On Sep 20, 2007, at 3:18 PM, Ezra Zygmuntowicz wrote:

>
>       Merb controllers cannot be modules because modules are not
> instantiatable. The way merb's thread safety works is by
> instantiating a new controller object for each new request/thread.
>

But under _ry's proposed system, there is still an object to  
instantiate per request--it's just the action instead of the  
controller that gets its own class.

 From a software engineering perspective, I like the direction _ry is  
going.  The question he is raising seems to be, "What is the role of  
a controller?" and on a related note, "What is the role of an action?"

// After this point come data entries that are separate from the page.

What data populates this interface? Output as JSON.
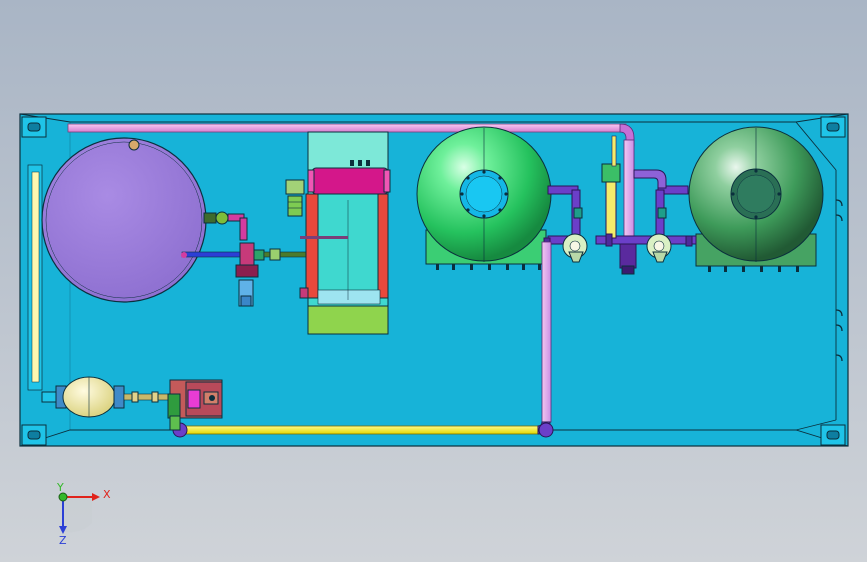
{
  "axis_triad": {
    "x_label": "X",
    "y_label": "Y",
    "z_label": "Z",
    "x_color": "#e0231b",
    "y_color": "#35b82a",
    "z_color": "#2b3fd6"
  },
  "colors": {
    "background_top": "#a9b5c5",
    "background_bottom": "#cfd3d8",
    "frame_fill": "#17b3d8",
    "frame_edge": "#0b2f3d",
    "tank_round_fill": "#9b7cd9",
    "pressure_vessel_left": "#31d46e",
    "pressure_vessel_right": "#3d9c5b",
    "pipe_pink": "#f0a0e8",
    "pipe_yellow": "#f6f10e",
    "pipe_purple": "#6b3fc9",
    "filter_cyan": "#5fe3d4",
    "filter_green": "#8fd44d",
    "filter_magenta": "#d4178a"
  }
}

I've seen very large controllers before, and they don't always make a  
lot of sense as a single class.  A typical controller will have a  
bunch of public actions followed by a bunch of protected methods.   
Except in very segmented areas of the website (e.g. an admin area),  
each protected method is generally called once by one public action-- 
there is not always a lot of re-use going on; rather, factoring these  
methods out seems to be a way of making the code in public actions  
more readable.

In typical object-oriented design, we try to create classes that map  
easily to real-world things or events.  In this case, it seems that  
an Action is a reasonable object class to consider.  As _ry has  
mentioned, Actions have:

- one or more route mappings
- security measures (e.g. you can see an object, but you have to be  
logged in to edit it)
- object state (request parameters)
- multiple formats for the response
- multiple HTTP request method options (GET/POST etc.)
- before / after filters

_ry also mentioned that we currently instantiate controllers  
primarily to call an action.  It's possible that we could get a small  
performance benefit by not having to perform a check on all of the  
controller's before / after filters to see if they apply to the  
action.  Rather, an action would just be an Action object, and it  
would make calls to other things in the initialize method (or  
'before' method, see below).  With this architecture, we could take  
advantage of inheritance in the OO way (as well as map exceptions to  
actions the OO way):

module Merb
        class Action
                def before; end
                def after; end
        end
end

class AdminAction < Merb::Action
        def before
                if User.find(session[:user_id]).admin?
                        # ok
                else
                        # Raise the Unauthorized controller's NeedToLogin 
action (class):
                        raise Unauthorized::NeedToLogin, "Please log in to the 
admin area."
                end
                super
        rescue ActiveRecord::RecordNotFound
                raise InternalServerError::StaleSession
        end
end

module Admin
        module Products
                class Show < AdminAction
                        def initialize
                                # ...
                        end

                        def before
                                # Add additional before filter code, then
                                # call AdminAction's before filter
                                super
                        end

                        def html_response
                                render
                        end

                        def after
                                # Do something else afterward
                                super
                        end
                end
        end
end

As a side-effect of not using before filters, we would be able to  
simplify the code to re-load a class in development mode (the  
complicated part comes when we have to remove constants so that  
before filters don't get double- or triple-called).

I think _ry's ideas in this area are definitely worthy of discussion.